The authoritarian regime has also accused the Malaysian government of having an "unfriendly attitude" following the murder of the 45-year-old. The agency, did not name Jong-nam in its report, only referring to him as "a citizen of the DPRK."
KCNA claimed Malaysia initially informed North Korea that Jong-nam had died of a heart attack, according to Reuters.
The agency, quoting a spokesman for a state committee, claimed that Malaysia changed its stance on the incident after reports surfaced in Seoul that Jong-nam was poisoned. The US and South Korean officials believe Jong-nam was killed by North Korean operatives,
"What merits more serious attention is the fact that the unjust acts of the Malaysian side are timed to coincide with the anti-DPRK conspiratorial racket launched by the South Korean authorities," the report said.
Malaysian investigators have named five suspects, all from the secretive state, with four people so far arrested.
Jong-nam was waiting to board a flight to Macau on 13 February, when he he was allegedly poisoned by two women.
CCTV footage suggests he became unwell after two suspects appeared to wipe a cloth on his face. He died on the way to hospital.
Pyongyang has denied the person who died was indeed Jong-nam and North Korea's embassy in Malaysia is also calling for the immediate release of the two "innocent women" detained following the incident.
Malaysia's police chief Khalid Abu Bakar had said that the two women had coated their hands with toxic chemicals and then wiped them on Jong-nam's face, something Pyongyang has mocked.
Authorities said that they were searching for a senior North Korean embassy official Hyon Kwang song, 44, and North Korean airline Air Koryo staffer called Kim Uk-Il after the incident.
A Vietnamese woman, an Indonesian woman, a Malaysian and a North Korean chemist are also in custody. Police have stated that they are looking for up to seven other suspects.

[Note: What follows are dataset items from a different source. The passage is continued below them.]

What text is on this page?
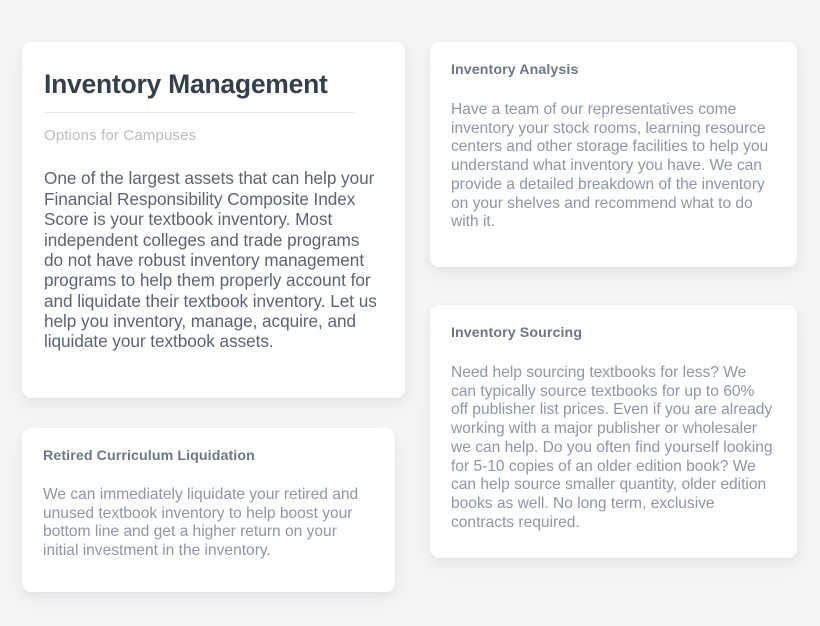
Inventory Management

Options for Campuses

One of the largest assets that can help your Financial Responsibility Composite Index Score is your textbook inventory. Most independent colleges and trade programs do not have robust inventory management programs to help them properly account for and liquidate their textbook inventory. Let us help you inventory, manage, acquire, and liquidate your textbook assets.

Inventory Analysis

Have a team of our representatives come inventory your stock rooms, learning resource centers and other storage facilities to help you understand what inventory you have. We can provide a detailed breakdown of the inventory on your shelves and recommend what to do with it.

Inventory Sourcing

Need help sourcing textbooks for less? We can typically source textbooks for up to 60% off publisher list prices. Even if you are already working with a major publisher or wholesaler we can help. Do you often find yourself looking for 5-10 copies of an older edition book? We can help source smaller quantity, older edition books as well. No long term, exclusive contracts required.

Retired Curriculum Liquidation

We can immediately liquidate your retired and unused textbook inventory to help boost your bottom line and get a higher return on your initial investment in the inventory.
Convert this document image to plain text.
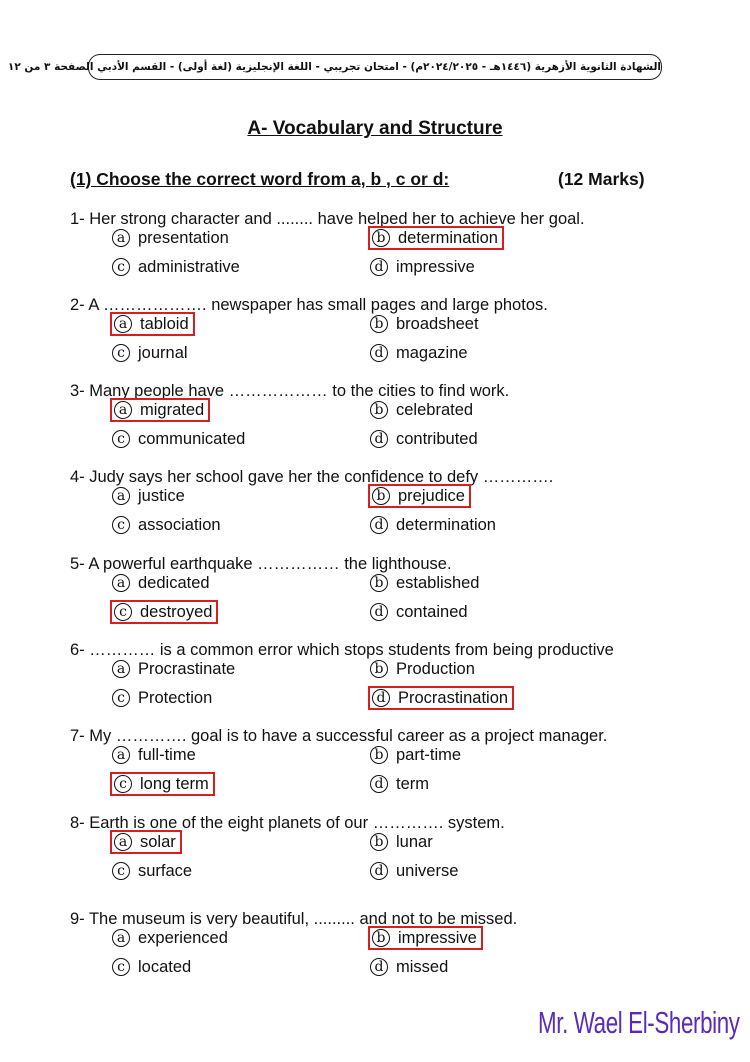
الشهادة الثانوية الأزهرية (١٤٤٦هـ - ٢٠٢٤/٢٠٢٥م) - امتحان تجريبي - اللغة الإنجليزية (لغة أولى) - القسم الأدبي الصفحة ٣ من ١٢
A- Vocabulary and Structure
(1) Choose the correct word from a, b , c or d:	(12 Marks)
1- Her strong character and ........ have helped her to achieve her goal.
a presentation	b determination
c administrative	d impressive
2- A ………………. newspaper has small pages and large photos.
a tabloid	b broadsheet
c journal	d magazine
3- Many people have ……………… to the cities to find work.
a migrated	b celebrated
c communicated	d contributed
4- Judy says her school gave her the confidence to defy ………….
a justice	b prejudice
c association	d determination
5- A powerful earthquake …………… the lighthouse.
a dedicated	b established
c destroyed	d contained
6- ………… is a common error which stops students from being productive
a Procrastinate	b Production
c Protection	d Procrastination
7- My …………. goal is to have a successful career as a project manager.
a full-time	b part-time
c long term	d term
8- Earth is one of the eight planets of our …………. system.
a solar	b lunar
c surface	d universe
9- The museum is very beautiful, ......... and not to be missed.
a experienced	b impressive
c located	d missed
Mr. Wael El-Sherbiny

Pyongyang has proposed the idea of a joint investigation between the two nations by sending a delegation of jurists to "conclude the investigation into the incident in a fair way". Malaysia has dismissed this request.
In the days since the incident, Malaysian police have tightened security at the hospital mortuary where Jong-nam's body is being kept after a number of break-in attempts.
Malaysian authorities had turned down North Korea's repeated demands to send the body to Pyongyang amid rumours that Kim Jong-un was behind the assassination. They had said the body would only be handed over to the exiled North Korean's next-of-kin.